Eski sistemin derin unsurlarının varlığını korumasından kaynaklanan sıkıntılar var. Onların tasfiyesi ve etkisiz hale getirilmesi belli bir zaman alacaktır. Çünkü etkilerini ve güçlerini korumak için ellerindeki tüm imkânları değerlendiriyorlar. Ayrıca global sistemle derin bağlantılarının olmasından kaynaklanan zorluklar var. Bu bağlantıları olmasaydı tasfiye edilmeleri daha kolay olacaktı.

Yine yeni yapılanmayı hedefleyen çok farklı unsurlar var ki içlerinde İslâmi kesimden olanlar bile mevcut.

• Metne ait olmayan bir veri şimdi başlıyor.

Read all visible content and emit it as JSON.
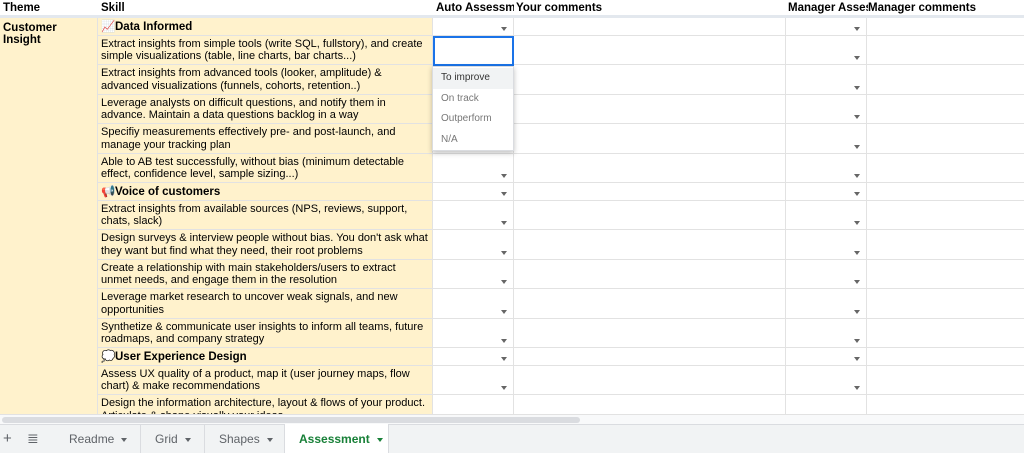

Zikrettiğimiz üzere eleştiriler faydalı ama tamamen silip atan, geçmiş sistemden farksız ABD güdümlü gibi lanse eden yaklaşımlar haksız ve yıkıcıdır.

Bununla birlikte anketlerden halk desteğinin arttığı sonuçları çıkması ise ümit veriyor. Mısır Kamuoyu Araştırmaları Merkezi’nin Mursi’nin iş başına gelmesinin üzerinden 80 gün geçince farklı şehirlerden 1665 kişi arasında yaptığı anket, katılanların % 79’unun Mursi’nin tavrından memnun olduğunu, % 13’ünün olmadığını, % 8’inin ise cevap vermediğini gösterdi. Anket olumlu bakış ve destekte artış olduğunu gösterdi.